Comparing her to your mother and elder sister
Wives are not mothers; husbands and wives should each be
self-responsible. The truth is that no one will ever be like your mother
or father and it is unrealistic to have this expectation of one
another. And if you want her to become your mother, would you also allow
her to do the controlling and nagging that mothers often do? Would you
allow her to start treating you like a son instead of her husband? It
hurts a woman when her husband begins to compare her with another woman.
She must not cook the way your mothers cooked because she wasn’t raised
by your mother. It is important for both parties to know and express to
each other how they feel most loved and nurtured, without expectations
for having to be like the mother or father.
Lack of meaningful communication
Do you remember getting to know your wife when you were dating? When
was the last time you just spent time talking with her, not to her. Ask
what her dreams are; where she would like to go on vacation; what good
book she has read lately. That you wake up with her every
morning isn’t a reason not to share her world with her. You only give
out orders to your domestic staff-your wife and that is it. If she is
not your domestic staff (even your domestic staff wants to be talked
with but please don’t talk with your female staff), when was the last
time you had a heart-to-heart talk with your wife? When was the last
time you took her to a quiet place, away from the children just to have
her pour out her heart to you? If you don’t do this, chances are she may
start talking to someone else and that someone could become a threat to
your marriage. Women love to talk and they enjoy it when their man
succeeds in getting them to talk.
Involving family in your problems.
Families remember negatives no matter how many positives there are.
Once you go to your family to discuss your wife, they will forever hold
it against her. When you have issues with your wife, please learn to
resolve it among yourselves or better still, get a professional
counsellor involved. Never take your private matters to your parents or
siblings. You will forget when it’s resolved, but they will never
forget.
Forgetting that you are more than just parents; you are lovers.
Continue to date and fall in love. What has happened to those love poems
you always wrote to her? What has happened to those vacation spots you
took her to while you courted? Never allow the spark go off in your
marriage. Rekindle it today. Every woman wants that man who will make
her feel like a teenager all over again. You must get to the point where
your woman becomes a teenager all over again. Please don’t make her to
age before time. Even at old age, there should be fun in the home.
LOW SELF-ESTEEM
This is one disease that has continued to squeeze life out of many
relationships. The woman has a good job but you want her to sit at home
and be useless simply because you feel you can take care of her.

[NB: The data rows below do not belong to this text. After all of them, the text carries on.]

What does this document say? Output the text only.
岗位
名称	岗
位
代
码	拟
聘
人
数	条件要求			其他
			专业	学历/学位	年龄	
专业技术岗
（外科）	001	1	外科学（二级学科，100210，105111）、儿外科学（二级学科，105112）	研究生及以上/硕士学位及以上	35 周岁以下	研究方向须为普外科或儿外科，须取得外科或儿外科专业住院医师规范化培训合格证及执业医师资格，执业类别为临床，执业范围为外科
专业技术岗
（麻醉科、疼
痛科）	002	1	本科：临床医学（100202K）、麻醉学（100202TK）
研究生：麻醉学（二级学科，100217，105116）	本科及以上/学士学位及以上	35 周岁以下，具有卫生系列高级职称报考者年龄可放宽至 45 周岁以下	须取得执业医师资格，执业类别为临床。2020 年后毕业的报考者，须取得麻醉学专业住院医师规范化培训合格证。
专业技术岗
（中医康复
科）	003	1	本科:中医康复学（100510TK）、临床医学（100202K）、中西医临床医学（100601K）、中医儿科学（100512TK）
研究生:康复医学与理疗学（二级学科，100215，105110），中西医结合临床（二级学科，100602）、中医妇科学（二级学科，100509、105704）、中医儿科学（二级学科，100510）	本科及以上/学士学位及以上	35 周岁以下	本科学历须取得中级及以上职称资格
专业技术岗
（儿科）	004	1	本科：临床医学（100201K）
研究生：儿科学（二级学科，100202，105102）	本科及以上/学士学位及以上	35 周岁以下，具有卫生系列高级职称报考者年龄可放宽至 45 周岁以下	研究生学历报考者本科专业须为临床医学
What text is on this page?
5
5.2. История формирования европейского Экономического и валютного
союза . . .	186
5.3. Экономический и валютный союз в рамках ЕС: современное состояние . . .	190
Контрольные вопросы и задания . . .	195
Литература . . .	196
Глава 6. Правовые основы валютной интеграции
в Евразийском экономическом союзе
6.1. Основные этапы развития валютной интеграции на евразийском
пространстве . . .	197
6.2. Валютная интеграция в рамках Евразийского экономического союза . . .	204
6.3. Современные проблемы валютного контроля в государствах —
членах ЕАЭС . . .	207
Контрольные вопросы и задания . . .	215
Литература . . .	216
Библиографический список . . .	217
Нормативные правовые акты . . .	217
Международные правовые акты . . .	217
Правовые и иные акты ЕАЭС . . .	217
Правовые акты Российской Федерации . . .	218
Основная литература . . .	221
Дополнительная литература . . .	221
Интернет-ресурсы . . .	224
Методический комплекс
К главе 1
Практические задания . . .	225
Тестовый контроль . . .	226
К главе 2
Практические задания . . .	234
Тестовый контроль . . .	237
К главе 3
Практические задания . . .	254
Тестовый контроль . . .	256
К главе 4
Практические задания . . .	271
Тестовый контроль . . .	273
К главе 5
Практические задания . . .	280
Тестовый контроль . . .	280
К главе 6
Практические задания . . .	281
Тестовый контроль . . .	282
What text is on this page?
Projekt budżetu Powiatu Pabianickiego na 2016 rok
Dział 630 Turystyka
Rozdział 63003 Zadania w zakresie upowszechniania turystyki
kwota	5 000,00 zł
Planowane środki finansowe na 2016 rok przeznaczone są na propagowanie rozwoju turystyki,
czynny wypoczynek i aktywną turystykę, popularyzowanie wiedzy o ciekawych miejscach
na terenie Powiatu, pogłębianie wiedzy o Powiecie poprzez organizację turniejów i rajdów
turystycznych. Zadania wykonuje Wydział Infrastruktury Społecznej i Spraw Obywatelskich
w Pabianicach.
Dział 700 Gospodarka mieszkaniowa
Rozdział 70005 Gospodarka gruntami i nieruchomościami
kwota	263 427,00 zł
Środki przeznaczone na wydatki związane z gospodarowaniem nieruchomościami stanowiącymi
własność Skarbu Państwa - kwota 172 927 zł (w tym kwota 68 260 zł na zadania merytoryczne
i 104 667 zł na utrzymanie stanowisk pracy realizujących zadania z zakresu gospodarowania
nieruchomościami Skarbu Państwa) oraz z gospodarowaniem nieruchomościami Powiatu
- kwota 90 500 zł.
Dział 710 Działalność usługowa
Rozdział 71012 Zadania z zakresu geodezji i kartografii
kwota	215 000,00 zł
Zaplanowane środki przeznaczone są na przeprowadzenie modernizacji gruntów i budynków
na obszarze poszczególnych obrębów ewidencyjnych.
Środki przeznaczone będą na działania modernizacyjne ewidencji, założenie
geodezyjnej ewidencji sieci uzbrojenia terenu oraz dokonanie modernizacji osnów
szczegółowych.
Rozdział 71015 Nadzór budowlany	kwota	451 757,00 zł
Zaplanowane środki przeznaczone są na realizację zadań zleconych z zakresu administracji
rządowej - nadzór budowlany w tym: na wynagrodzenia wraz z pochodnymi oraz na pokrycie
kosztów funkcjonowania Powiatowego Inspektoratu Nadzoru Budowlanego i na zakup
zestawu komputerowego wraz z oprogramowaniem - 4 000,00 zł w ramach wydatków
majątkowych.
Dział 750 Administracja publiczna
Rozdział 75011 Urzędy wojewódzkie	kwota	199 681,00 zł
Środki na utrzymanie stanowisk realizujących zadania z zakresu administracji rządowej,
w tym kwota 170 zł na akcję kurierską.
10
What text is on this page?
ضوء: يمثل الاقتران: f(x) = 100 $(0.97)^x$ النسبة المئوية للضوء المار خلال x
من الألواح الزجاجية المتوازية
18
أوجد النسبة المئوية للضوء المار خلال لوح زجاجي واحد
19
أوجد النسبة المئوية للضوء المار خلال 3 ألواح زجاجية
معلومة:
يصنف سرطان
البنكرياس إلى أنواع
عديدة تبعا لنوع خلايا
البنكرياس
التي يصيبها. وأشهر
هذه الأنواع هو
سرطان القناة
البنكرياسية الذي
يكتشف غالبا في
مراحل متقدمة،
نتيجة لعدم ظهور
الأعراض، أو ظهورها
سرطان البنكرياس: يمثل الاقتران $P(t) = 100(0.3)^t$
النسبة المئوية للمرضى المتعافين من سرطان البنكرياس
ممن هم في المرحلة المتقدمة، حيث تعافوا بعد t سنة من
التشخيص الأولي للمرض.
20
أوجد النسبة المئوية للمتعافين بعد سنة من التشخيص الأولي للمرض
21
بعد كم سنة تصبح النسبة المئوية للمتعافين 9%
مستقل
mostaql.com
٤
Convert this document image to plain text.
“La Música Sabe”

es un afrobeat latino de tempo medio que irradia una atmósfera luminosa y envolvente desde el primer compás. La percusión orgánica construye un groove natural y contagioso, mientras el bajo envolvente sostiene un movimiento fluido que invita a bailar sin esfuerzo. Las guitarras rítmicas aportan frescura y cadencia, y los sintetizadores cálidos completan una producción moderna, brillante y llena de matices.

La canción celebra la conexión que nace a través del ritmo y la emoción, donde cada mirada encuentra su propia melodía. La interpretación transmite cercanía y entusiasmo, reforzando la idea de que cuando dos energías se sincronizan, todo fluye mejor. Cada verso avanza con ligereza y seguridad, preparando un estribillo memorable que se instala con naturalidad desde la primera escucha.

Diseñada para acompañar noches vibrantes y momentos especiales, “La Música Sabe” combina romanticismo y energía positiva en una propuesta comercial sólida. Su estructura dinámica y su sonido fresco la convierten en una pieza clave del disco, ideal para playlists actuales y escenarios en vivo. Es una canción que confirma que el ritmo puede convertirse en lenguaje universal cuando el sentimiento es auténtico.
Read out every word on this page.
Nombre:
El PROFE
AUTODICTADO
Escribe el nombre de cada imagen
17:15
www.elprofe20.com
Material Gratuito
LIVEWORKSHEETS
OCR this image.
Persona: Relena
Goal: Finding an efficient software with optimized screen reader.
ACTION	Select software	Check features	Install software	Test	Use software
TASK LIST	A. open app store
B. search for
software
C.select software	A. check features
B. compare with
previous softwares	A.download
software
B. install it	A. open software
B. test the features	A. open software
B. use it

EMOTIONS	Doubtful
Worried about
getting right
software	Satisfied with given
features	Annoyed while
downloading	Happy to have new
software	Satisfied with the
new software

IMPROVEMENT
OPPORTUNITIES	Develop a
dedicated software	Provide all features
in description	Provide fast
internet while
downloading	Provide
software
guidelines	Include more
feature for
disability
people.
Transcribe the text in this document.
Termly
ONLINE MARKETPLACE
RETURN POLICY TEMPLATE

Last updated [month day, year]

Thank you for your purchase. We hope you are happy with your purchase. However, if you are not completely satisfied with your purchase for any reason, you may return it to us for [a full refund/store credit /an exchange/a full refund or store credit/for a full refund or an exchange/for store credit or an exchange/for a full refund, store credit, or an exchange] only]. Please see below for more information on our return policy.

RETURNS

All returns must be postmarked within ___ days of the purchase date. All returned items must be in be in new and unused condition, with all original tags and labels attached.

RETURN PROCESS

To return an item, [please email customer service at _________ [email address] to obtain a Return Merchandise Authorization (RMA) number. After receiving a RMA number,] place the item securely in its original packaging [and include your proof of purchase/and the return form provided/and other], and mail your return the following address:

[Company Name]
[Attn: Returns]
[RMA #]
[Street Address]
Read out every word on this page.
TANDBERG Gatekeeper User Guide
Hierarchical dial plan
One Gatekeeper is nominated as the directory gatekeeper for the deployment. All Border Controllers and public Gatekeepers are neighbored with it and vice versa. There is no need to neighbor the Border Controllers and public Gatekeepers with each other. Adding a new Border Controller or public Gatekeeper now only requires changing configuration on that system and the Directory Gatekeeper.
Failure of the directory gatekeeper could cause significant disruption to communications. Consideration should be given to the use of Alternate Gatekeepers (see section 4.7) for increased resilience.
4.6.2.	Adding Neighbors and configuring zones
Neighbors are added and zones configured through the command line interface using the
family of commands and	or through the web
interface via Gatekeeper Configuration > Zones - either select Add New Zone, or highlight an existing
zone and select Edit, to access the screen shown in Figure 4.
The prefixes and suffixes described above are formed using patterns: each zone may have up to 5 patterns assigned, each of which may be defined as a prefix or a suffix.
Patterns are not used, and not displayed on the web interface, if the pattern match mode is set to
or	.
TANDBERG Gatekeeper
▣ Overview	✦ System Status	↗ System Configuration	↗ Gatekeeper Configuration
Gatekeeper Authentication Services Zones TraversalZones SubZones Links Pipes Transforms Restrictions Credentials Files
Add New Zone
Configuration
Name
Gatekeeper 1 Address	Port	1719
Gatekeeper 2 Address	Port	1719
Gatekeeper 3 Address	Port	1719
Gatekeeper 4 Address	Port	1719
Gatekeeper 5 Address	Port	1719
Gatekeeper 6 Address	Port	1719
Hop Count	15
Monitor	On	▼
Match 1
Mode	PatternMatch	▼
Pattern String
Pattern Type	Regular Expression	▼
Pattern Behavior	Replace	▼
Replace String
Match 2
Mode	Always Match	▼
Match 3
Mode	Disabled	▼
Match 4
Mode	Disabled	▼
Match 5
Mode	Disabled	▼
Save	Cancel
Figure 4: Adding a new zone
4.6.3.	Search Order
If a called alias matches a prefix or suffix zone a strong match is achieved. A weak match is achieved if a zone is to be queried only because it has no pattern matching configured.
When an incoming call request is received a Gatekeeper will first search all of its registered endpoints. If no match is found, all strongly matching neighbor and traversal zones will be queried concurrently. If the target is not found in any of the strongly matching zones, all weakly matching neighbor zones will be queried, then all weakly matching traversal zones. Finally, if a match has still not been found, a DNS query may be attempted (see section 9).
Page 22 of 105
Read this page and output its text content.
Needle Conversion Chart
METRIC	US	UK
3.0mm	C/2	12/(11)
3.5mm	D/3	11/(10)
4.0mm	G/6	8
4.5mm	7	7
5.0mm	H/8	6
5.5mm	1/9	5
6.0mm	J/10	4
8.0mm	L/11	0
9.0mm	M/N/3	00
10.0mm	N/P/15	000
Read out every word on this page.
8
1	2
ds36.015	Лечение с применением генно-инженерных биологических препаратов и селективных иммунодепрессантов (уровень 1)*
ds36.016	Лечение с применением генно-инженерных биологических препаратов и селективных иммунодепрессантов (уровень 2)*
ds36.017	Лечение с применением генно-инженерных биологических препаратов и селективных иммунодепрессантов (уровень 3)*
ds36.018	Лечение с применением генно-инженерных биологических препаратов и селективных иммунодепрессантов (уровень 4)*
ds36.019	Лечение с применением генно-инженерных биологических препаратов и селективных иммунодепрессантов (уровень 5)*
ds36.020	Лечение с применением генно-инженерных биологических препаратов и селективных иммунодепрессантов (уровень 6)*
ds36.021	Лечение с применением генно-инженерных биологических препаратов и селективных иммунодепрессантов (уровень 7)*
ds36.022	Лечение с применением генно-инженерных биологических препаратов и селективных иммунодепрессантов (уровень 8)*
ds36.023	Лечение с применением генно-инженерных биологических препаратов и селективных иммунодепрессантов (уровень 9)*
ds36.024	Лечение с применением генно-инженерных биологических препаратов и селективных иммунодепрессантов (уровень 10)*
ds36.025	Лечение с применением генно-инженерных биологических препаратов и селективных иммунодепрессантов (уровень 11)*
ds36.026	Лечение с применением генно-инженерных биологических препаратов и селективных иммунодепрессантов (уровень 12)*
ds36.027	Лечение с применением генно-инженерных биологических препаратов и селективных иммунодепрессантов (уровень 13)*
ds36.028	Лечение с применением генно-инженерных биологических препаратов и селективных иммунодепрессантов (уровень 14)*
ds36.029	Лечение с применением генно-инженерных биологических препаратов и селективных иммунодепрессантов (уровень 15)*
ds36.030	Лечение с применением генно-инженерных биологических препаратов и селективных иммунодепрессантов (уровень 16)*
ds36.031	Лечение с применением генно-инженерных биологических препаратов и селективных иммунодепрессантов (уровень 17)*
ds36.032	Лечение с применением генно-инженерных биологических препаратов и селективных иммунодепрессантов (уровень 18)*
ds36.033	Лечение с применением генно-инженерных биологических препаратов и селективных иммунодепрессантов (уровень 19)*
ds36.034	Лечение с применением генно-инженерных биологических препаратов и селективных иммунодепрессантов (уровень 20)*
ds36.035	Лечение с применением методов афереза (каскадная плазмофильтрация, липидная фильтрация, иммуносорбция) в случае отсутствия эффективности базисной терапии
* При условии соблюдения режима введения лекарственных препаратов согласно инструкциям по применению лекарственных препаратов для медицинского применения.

Sir, a
woman needs to exercise her brain. Your children turn out better when
they have a mother who is a challenge to them; they get inspired to
succeed more. Deal with your low self-esteem. That you hear stories of
women going to prostitute in Dubai, USA, and UK doesn’t mean your wife is as useless as they are. That
women get to the top with their body doesn’t mean your wife will get
there the same way. Give her some break and help make her career
successful.
Lastly, this is funny but true. Your big stomach could be pushing her
away. It is no longer a sign of wealth; it’s now a sign of sickness and
careless lifestyle.
C’mon, let the love come back to your home. Correct those mistakes and don’t forget; you need God more than everything else.